Die deutsche Ausfuhrwirtschaft leidet heftig unter der Schuldenkrise im Euro-Raum. 2011 war Deutschland erneut nur der weltweit drittgrößte Warenexporteur - nach China und den USA. Das geht aus exklusiven Berechnungen des Ifo-Instituts für die FTD hervor. Deutschland wurde kurz vor Jahresende noch von Amerikas Exporteuren abgefangen. Dies sei "ganz klar eine Folge des Nachfrageeinbruchs in der Euro-Zone", sagte Steffen Elstner, Forscher am Ifo-Institut.

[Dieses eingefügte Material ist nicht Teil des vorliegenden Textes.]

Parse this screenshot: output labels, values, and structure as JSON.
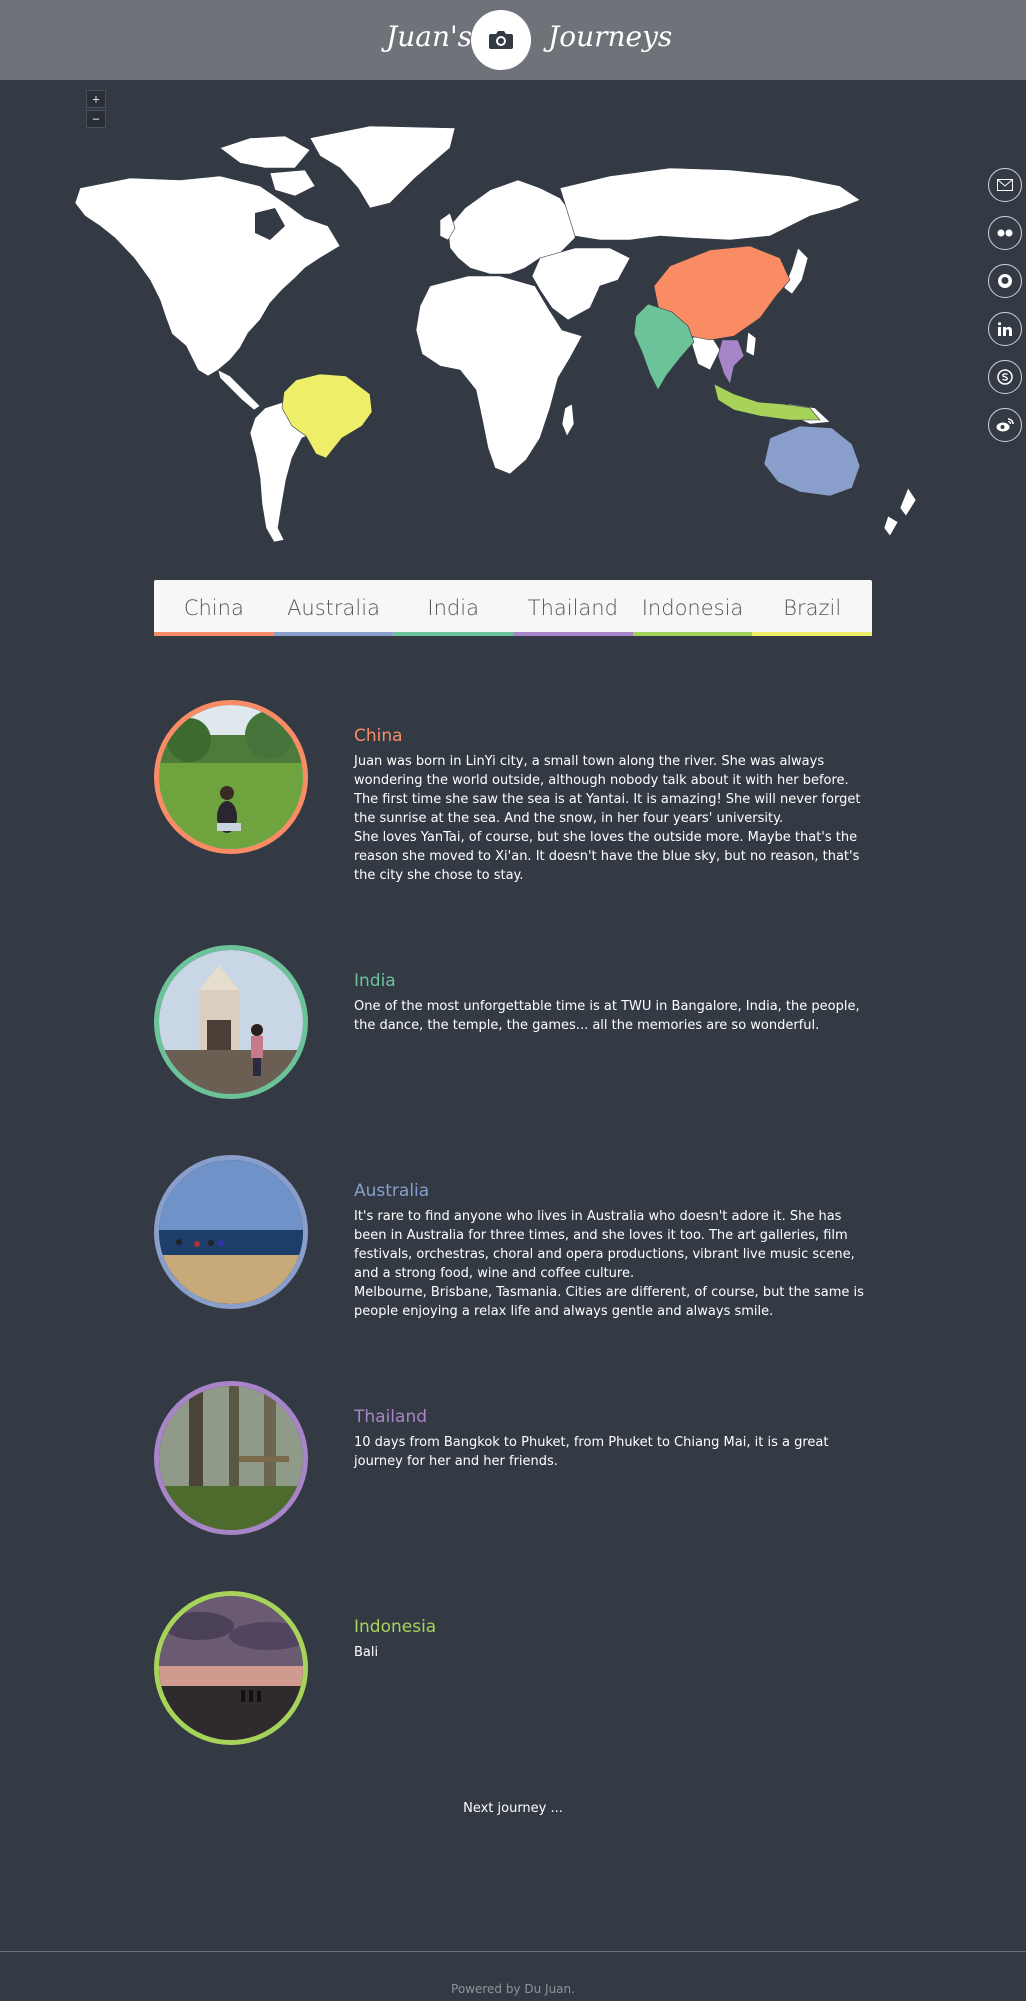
{
  "header": {
    "brand_left": "Juan's",
    "brand_right": "Journeys",
    "logo_icon": "camera-icon"
  },
  "map": {
    "zoom_in_label": "+",
    "zoom_out_label": "−",
    "highlight_colors": {
      "China": "#fa8c65",
      "India": "#6cc39a",
      "Australia": "#8a9ecb",
      "Thailand": "#a884c8",
      "Indonesia": "#a8d35a",
      "Brazil": "#eeee68"
    },
    "land_color": "#ffffff"
  },
  "social": [
    {
      "name": "email-icon"
    },
    {
      "name": "flickr-icon"
    },
    {
      "name": "github-icon"
    },
    {
      "name": "linkedin-icon"
    },
    {
      "name": "skype-icon"
    },
    {
      "name": "weibo-icon"
    }
  ],
  "tabs": [
    {
      "label": "China",
      "color": "#fa8c65"
    },
    {
      "label": "Australia",
      "color": "#8a9ecb"
    },
    {
      "label": "India",
      "color": "#6cc39a"
    },
    {
      "label": "Thailand",
      "color": "#a884c8"
    },
    {
      "label": "Indonesia",
      "color": "#a8d35a"
    },
    {
      "label": "Brazil",
      "color": "#eeee68"
    }
  ],
  "stories": [
    {
      "title": "China",
      "color": "#fa8c65",
      "paragraphs": [
        "Juan was born in LinYi city, a small town along the river. She was always wondering the world outside, although nobody talk about it with her before.",
        "The first time she saw the sea is at Yantai. It is amazing! She will never forget the sunrise at the sea. And the snow, in her four years' university.",
        "She loves YanTai, of course, but she loves the outside more. Maybe that's the reason she moved to Xi'an. It doesn't have the blue sky, but no reason, that's the city she chose to stay."
      ]
    },
    {
      "title": "India",
      "color": "#6cc39a",
      "paragraphs": [
        "One of the most unforgettable time is at TWU in Bangalore, India, the people, the dance, the temple, the games... all the memories are so wonderful."
      ]
    },
    {
      "title": "Australia",
      "color": "#8a9ecb",
      "paragraphs": [
        "It's rare to find anyone who lives in Australia who doesn't adore it. She has been in Australia for three times, and she loves it too. The art galleries, film festivals, orchestras, choral and opera productions, vibrant live music scene, and a strong food, wine and coffee culture.",
        "Melbourne, Brisbane, Tasmania. Cities are different, of course, but the same is people enjoying a relax life and always gentle and always smile."
      ]
    },
    {
      "title": "Thailand",
      "color": "#a884c8",
      "paragraphs": [
        "10 days from Bangkok to Phuket, from Phuket to Chiang Mai, it is a great journey for her and her friends."
      ]
    },
    {
      "title": "Indonesia",
      "color": "#a8d35a",
      "paragraphs": [
        "Bali"
      ]
    }
  ],
  "next_label": "Next journey ...",
  "footer_text": "Powered by Du Juan."
}
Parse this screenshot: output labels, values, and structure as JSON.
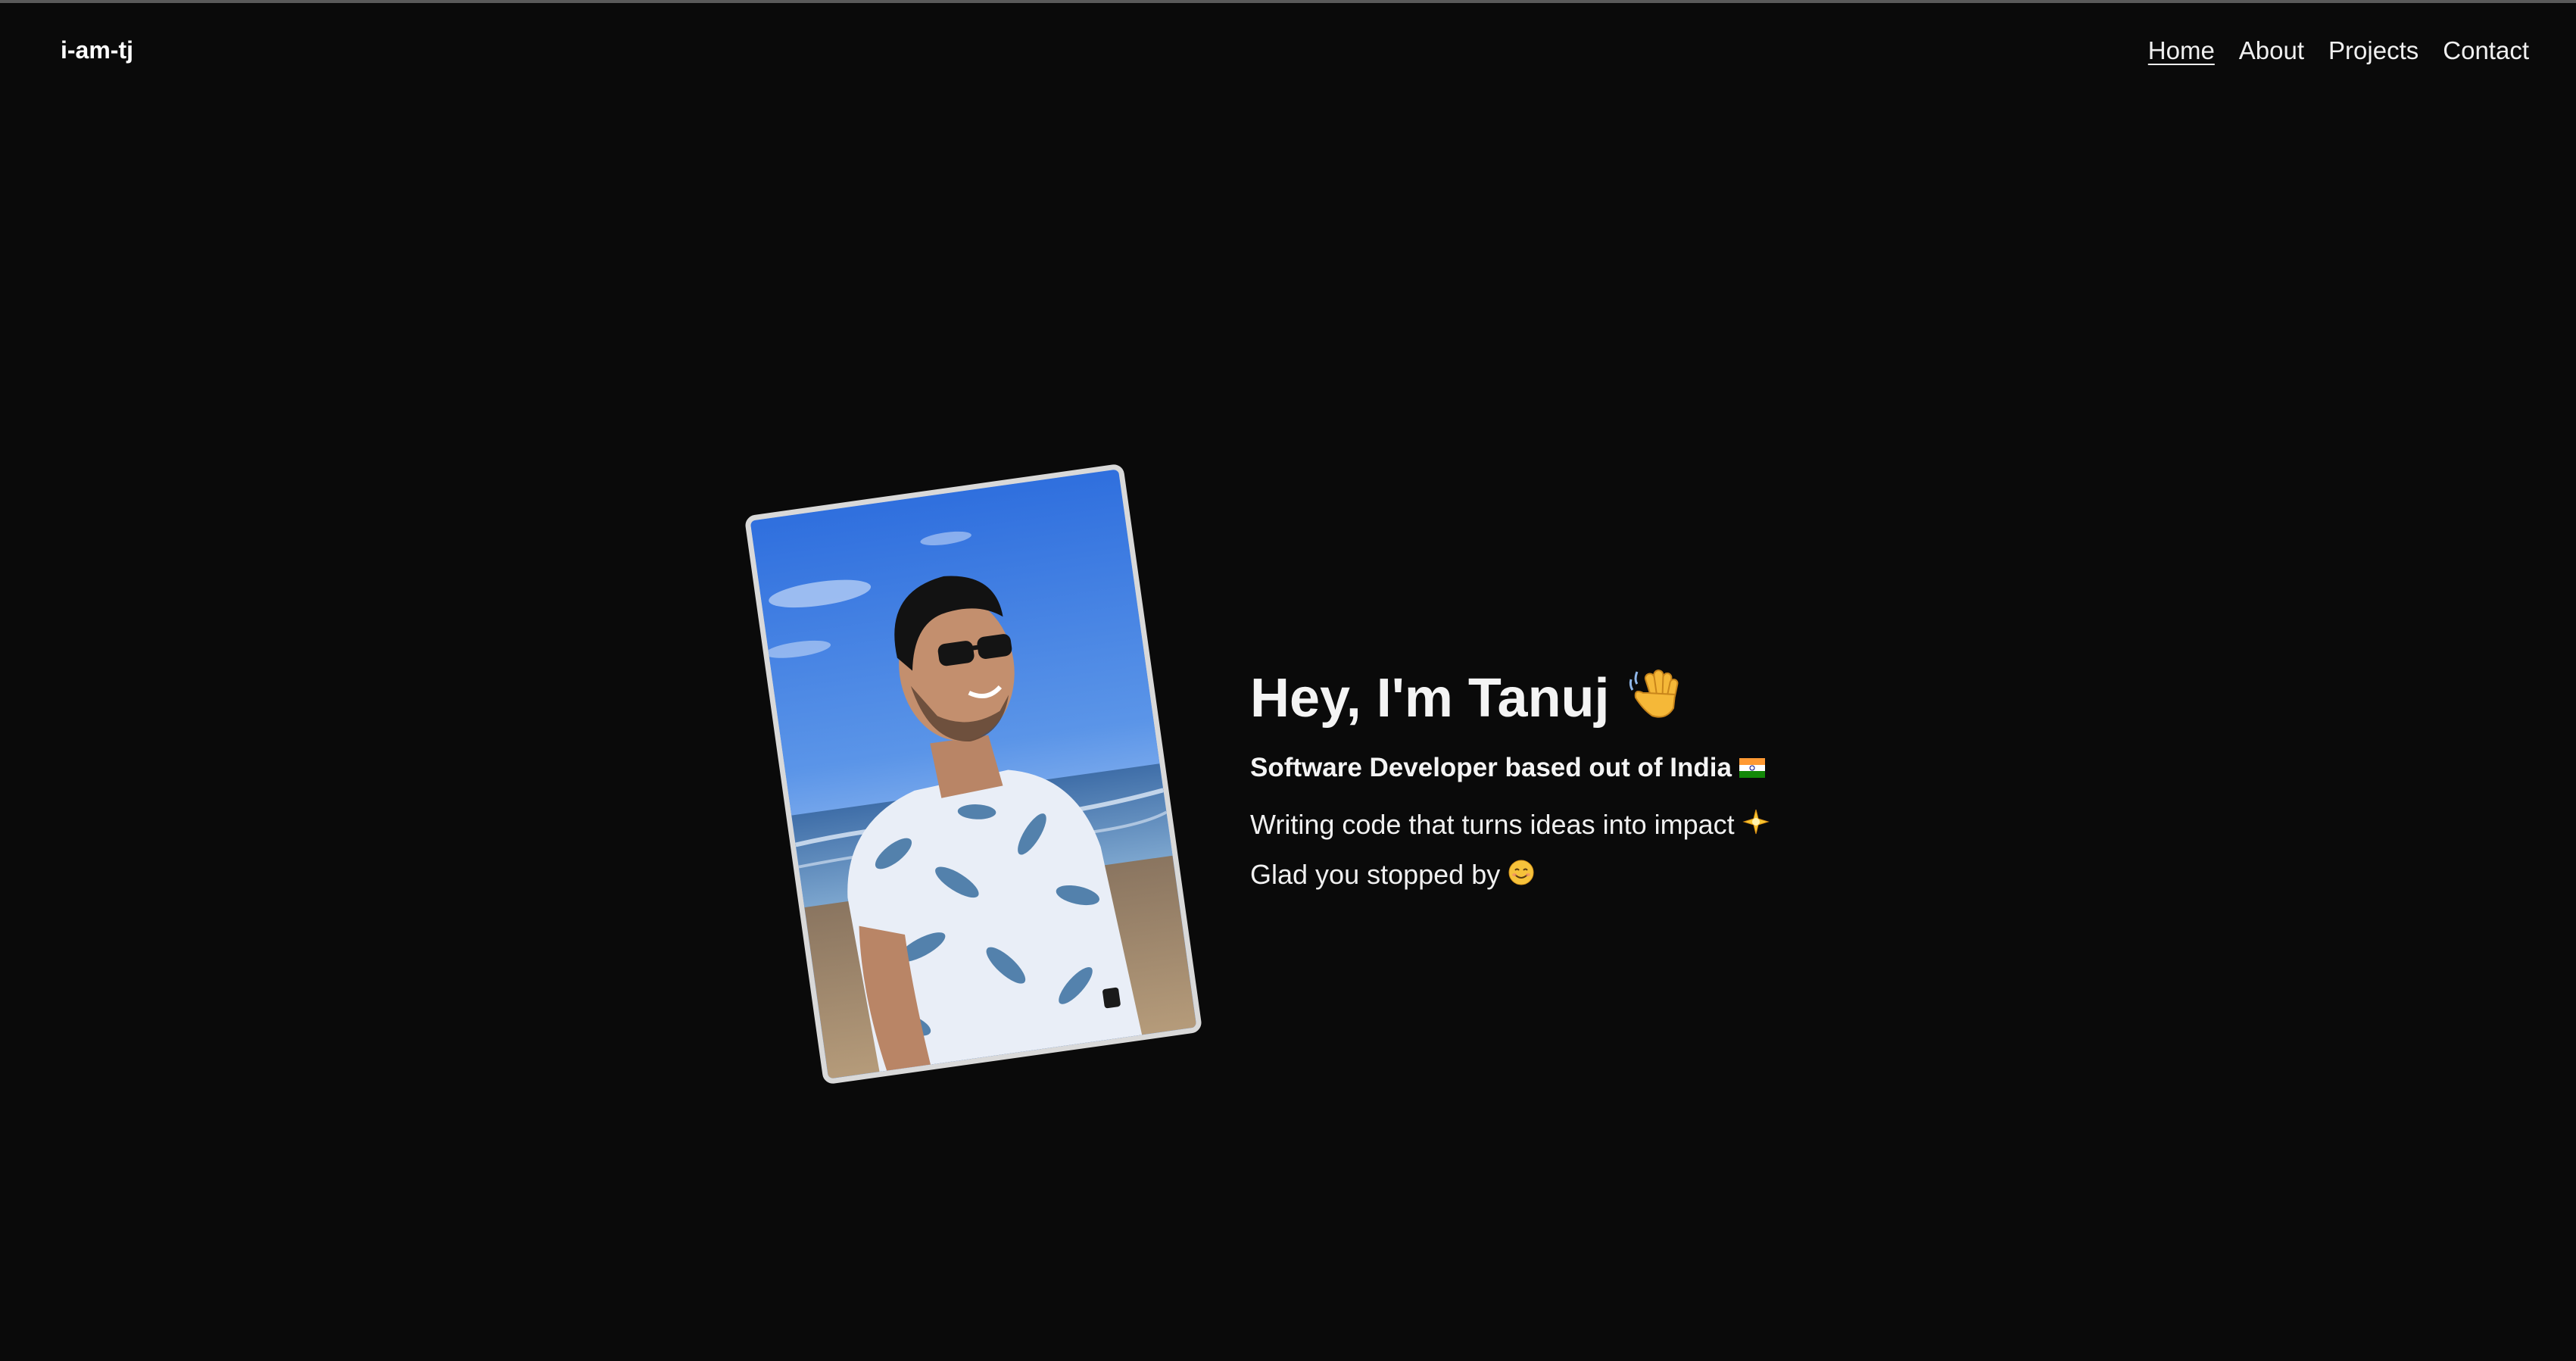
{
  "header": {
    "logo": "i-am-tj",
    "nav": [
      {
        "label": "Home",
        "active": true
      },
      {
        "label": "About",
        "active": false
      },
      {
        "label": "Projects",
        "active": false
      },
      {
        "label": "Contact",
        "active": false
      }
    ]
  },
  "hero": {
    "headline": "Hey, I'm Tanuj",
    "headline_icon": "waving-hand-icon",
    "subheadline": "Software Developer based out of India",
    "subheadline_icon": "india-flag-icon",
    "line1": "Writing code that turns ideas into impact",
    "line1_icon": "sparkle-icon",
    "line2": "Glad you stopped by",
    "line2_icon": "smiling-face-icon",
    "photo": "profile-photo"
  },
  "colors": {
    "background": "#0a0a0a",
    "text": "#f4f4f4",
    "photo_border": "#d9d9d9"
  }
}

Die Entwicklung ist ein herber Dämpfer für die umjubelte deutsche Exportindustrie: Sie zeigt, wie abhängig Deutschlands Wirtschaft trotz wachsender Schwellenlandanteile nach wie vor von den europäischen Absatzmärkten ist. Rund 60 Prozent der deutschen Ausfuhren gehen in die EU. So konnte sich Deutschland 2011 trotz eines beachtlichen Exportbooms über Monate hinweg den Rang des Vize-Exportweltmeisters nicht zurückerobern. Dieser war 2010 an die USA verloren gegangen. Erst 2009 hatten die Chinesen Deutschland als weltgrößten Exporteur abgelöst.
Insgesamt verbuchte China laut Ifo-Schätzung fast elf Prozent der weltweiten Exporte 2011. Danach folgen dicht beieinander die USA und Deutschland mit 8,4 und 8,3 Prozent. Deutsche Exporte stiegen zwar im Vergleich zum Vorjahr, hatten jedoch insgesamt nur ein Volumen von knapp 1477 Mrd. Dollar, die der USA erreichten gut 1480 Mrd. Dollar. Auf den weiteren Plätzen stehen laut Ifo Japan, Frankreich, die Niederlande, Südkorea und Italien.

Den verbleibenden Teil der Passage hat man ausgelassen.